So I did the calculations for height of the sun in the sky at various locations on the planet. The periods of rotation were different between two planes, the wx plane and the yz plane, with one being four times that of the other.
Conceptually the run rotates around the Earth during the year. I chose the wz plane for the plane of this rotation.
I placed the sun 23.26 degrees north of the equator in the wzplane. Then rotated the sun around the planet with the rotation matrix
| cos(u) -sin(u) 0 0 |
| sin(u) cos(u) 0 0 |
| 0 0 cos(u) -sin(u) |
| 0 0 sin(u) cos(u) |
Next did the same with sun initially 23.26 degrees south of the equator. The results were quite different. In one case the wx rotation dominates, in the other the yz rotation.
The cycle of seasons lasts half of the year. That it, the planet goes through the cycle of seasons twice in one year. I suspected as much, but it is nice to see it confirmed. The two cycles are slightly different, but this might be insignificant.
The reason I suspected this is that after half a year the Sun is over the antipode of the place it began. The antipode is at the same latitude as the original location. So the season should be more or less the same every half year.

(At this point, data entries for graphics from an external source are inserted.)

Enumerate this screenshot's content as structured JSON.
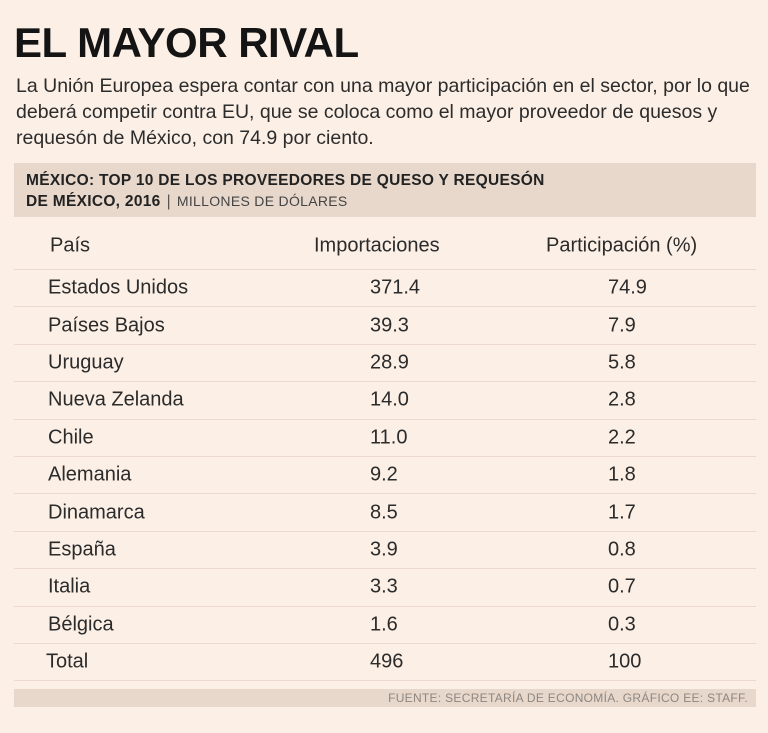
{
  "title": "EL MAYOR RIVAL",
  "intro": "La Unión Europea espera contar con una mayor participación en el sector, por lo que deberá competir contra EU, que se coloca como el mayor proveedor de quesos y requesón de México, con 74.9 por ciento.",
  "chart_data": {
    "type": "table",
    "title_line1": "MÉXICO: TOP 10 DE LOS PROVEEDORES DE QUESO Y REQUESÓN",
    "title_line2": "DE MÉXICO, 2016",
    "units": "MILLONES DE DÓLARES",
    "columns": [
      "País",
      "Importaciones",
      "Participación (%)"
    ],
    "rows": [
      {
        "country": "Estados Unidos",
        "imports": "371.4",
        "share": "74.9"
      },
      {
        "country": "Países Bajos",
        "imports": "39.3",
        "share": "7.9"
      },
      {
        "country": "Uruguay",
        "imports": "28.9",
        "share": "5.8"
      },
      {
        "country": "Nueva Zelanda",
        "imports": "14.0",
        "share": "2.8"
      },
      {
        "country": "Chile",
        "imports": "11.0",
        "share": "2.2"
      },
      {
        "country": "Alemania",
        "imports": "9.2",
        "share": "1.8"
      },
      {
        "country": "Dinamarca",
        "imports": "8.5",
        "share": "1.7"
      },
      {
        "country": "España",
        "imports": "3.9",
        "share": "0.8"
      },
      {
        "country": "Italia",
        "imports": "3.3",
        "share": "0.7"
      },
      {
        "country": "Bélgica",
        "imports": "1.6",
        "share": "0.3"
      }
    ],
    "total": {
      "country": "Total",
      "imports": "496",
      "share": "100"
    }
  },
  "source": "FUENTE: SECRETARÍA DE ECONOMÍA. GRÁFICO EE: STAFF."
}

One of the poles is hotter than the other, though not greatly so. I suppose that if the obliquity of the ecliptic were zero they would be the same. The climate seems to be temperate everywhere. The length of days doesn't change at the poles. They are moving in great circles, so that makes sense.
To truly get the answer it would be necessary to do integration to see how much solar energy a spot gets during a certain time. This is kind of unusual because it's necessary to truncate the integration of the dot product. A spot gets zero energy during the night, not negative energy. So this will have to wait until I get a more powerful mathematical tool.
But I find the details unpredictable. I can't imagine the geometry.